US judge throws out case against Greenpeace activists
Saturday 22 May 2004
Greenpeace was celebrating an unexpected victory against the Bush administration yesterday after the latest attempt to press criminal charges against the organisation over its civil disobedience tactics was summarily thrown out of court by a federal judge in Florida.
The Justice Department, which has made no secret of its desire to come down hard on activists who stage protests at military bases, ports and other sensitive security locations, had attempted to prosecute Greenpeace under an obscure 19th-century maritime law intended to prevent prostitutes soliciting business from passing ships.
The case concerned a protest in April 2002 in which two activists left the port of Miami-Dade in a rubber dinghy and boarded a ship which was carrying mahogany from the Brazilian rainforest. Six Greenpeace members were charged with misdemeanours. A year later the government convened a grand jury to press criminal conspiracy charges against Greenpeace under a 1872 statute against "sailor-mongering".

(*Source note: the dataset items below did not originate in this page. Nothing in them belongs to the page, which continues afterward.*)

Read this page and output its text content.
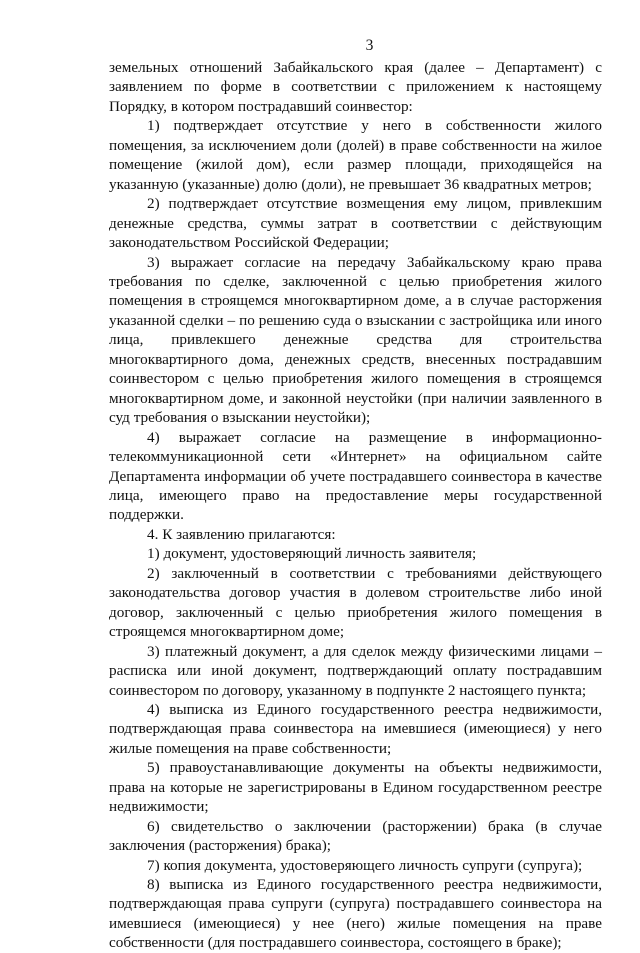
3

земельных отношений Забайкальского края (далее – Департамент) с заявлением по форме в соответствии с приложением к настоящему Порядку, в котором пострадавший соинвестор:

1) подтверждает отсутствие у него в собственности жилого помещения, за исключением доли (долей) в праве собственности на жилое помещение (жилой дом), если размер площади, приходящейся на указанную (указанные) долю (доли), не превышает 36 квадратных метров;

2) подтверждает отсутствие возмещения ему лицом, привлекшим денежные средства, суммы затрат в соответствии с действующим законодательством Российской Федерации;

3) выражает согласие на передачу Забайкальскому краю права требования по сделке, заключенной с целью приобретения жилого помещения в строящемся многоквартирном доме, а в случае расторжения указанной сделки – по решению суда о взыскании с застройщика или иного лица, привлекшего денежные средства для строительства многоквартирного дома, денежных средств, внесенных пострадавшим соинвестором с целью приобретения жилого помещения в строящемся многоквартирном доме, и законной неустойки (при наличии заявленного в суд требования о взыскании неустойки);

4) выражает согласие на размещение в информационно-телекоммуникационной сети «Интернет» на официальном сайте Департамента информации об учете пострадавшего соинвестора в качестве лица, имеющего право на предоставление меры государственной поддержки.

4. К заявлению прилагаются:

1) документ, удостоверяющий личность заявителя;

2) заключенный в соответствии с требованиями действующего законодательства договор участия в долевом строительстве либо иной договор, заключенный с целью приобретения жилого помещения в строящемся многоквартирном доме;

3) платежный документ, а для сделок между физическими лицами – расписка или иной документ, подтверждающий оплату пострадавшим соинвестором по договору, указанному в подпункте 2 настоящего пункта;

4) выписка из Единого государственного реестра недвижимости, подтверждающая права соинвестора на имевшиеся (имеющиеся) у него жилые помещения на праве собственности;

5) правоустанавливающие документы на объекты недвижимости, права на которые не зарегистрированы в Едином государственном реестре недвижимости;

6) свидетельство о заключении (расторжении) брака (в случае заключения (расторжения) брака);

7) копия документа, удостоверяющего личность супруги (супруга);

8) выписка из Единого государственного реестра недвижимости, подтверждающая права супруги (супруга) пострадавшего соинвестора на имевшиеся (имеющиеся) у нее (него) жилые помещения на праве собственности (для пострадавшего соинвестора, состоящего в браке);
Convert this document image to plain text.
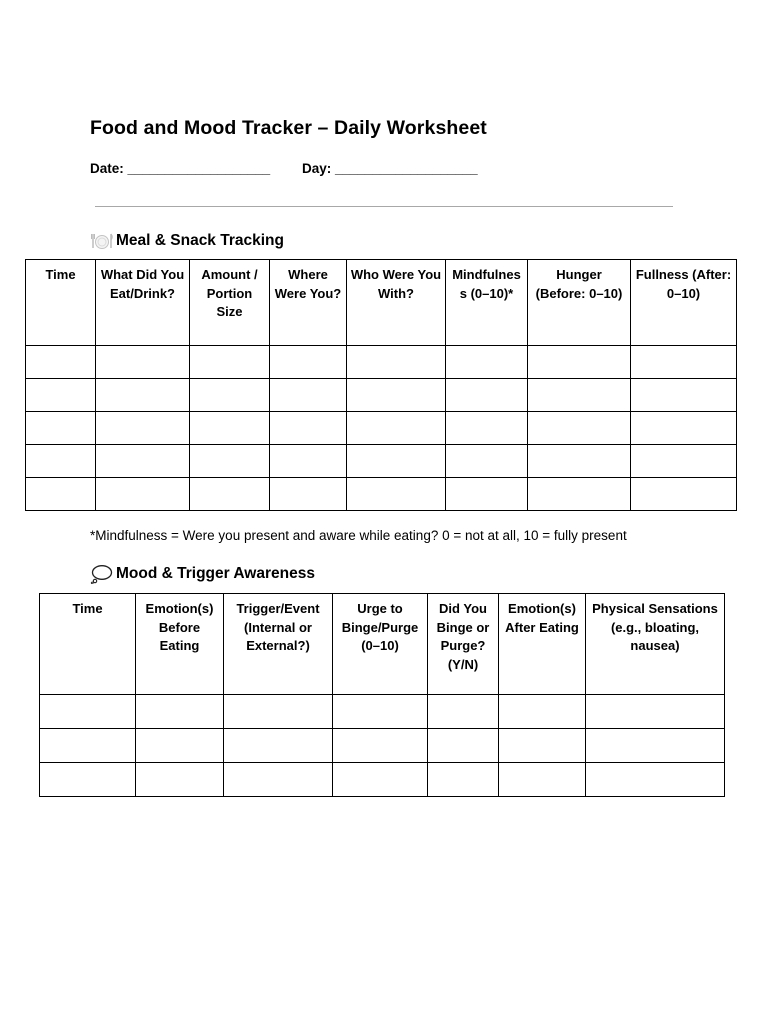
Food and Mood Tracker – Daily Worksheet
Date: ___________________ Day: ___________________
Meal & Snack Tracking
Time	What Did You Eat/Drink?	Amount / Portion Size	Where Were You?	Who Were You With?	Mindfulness (0–10)*	Hunger (Before: 0–10)	Fullness (After: 0–10)

*Mindfulness = Were you present and aware while eating? 0 = not at all, 10 = fully present
Mood & Trigger Awareness
Time	Emotion(s) Before Eating	Trigger/Event (Internal or External?)	Urge to Binge/Purge (0–10)	Did You Binge or Purge? (Y/N)	Emotion(s) After Eating	Physical Sensations (e.g., bloating, nausea)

Civil liberties groups and prominent politicians, including the former vice-president Al Gore, deplored the prosecution as an infringement of Greenpeace's right to free speech, but the case moved to trial regardless. Then, to everyone's surprise, Judge Adalberto Jordan threw out the case on the second day - a highly unusual occurrence when a jury has been empanelled and witnesses have begun testifying. Since the jury never got to consider the case, the government does not have the right to appeal.
Judge Jordan did not say the charges were frivolous but took refuge in a literal interpretation of the law. Since the Greenpeace action took place six miles off shore, he said, the mahogany-carrying ship APL Jade could not be said to be "about to arrive" as the sailor-mongering statute specifies. However, he warned Greenpeace that the law remained on the books and might be a threat to the organisation in future.
While Greenpeace activists celebrated, the group's North American executive director, John Passacantando, issued a statement. "America's tradition of free speech won a victory today but our liberties are still not safe," he said. "The Bush administration and its allies seem bent on stifling our tradition of civil protest, a tradition that has made this country stronger throughout its history."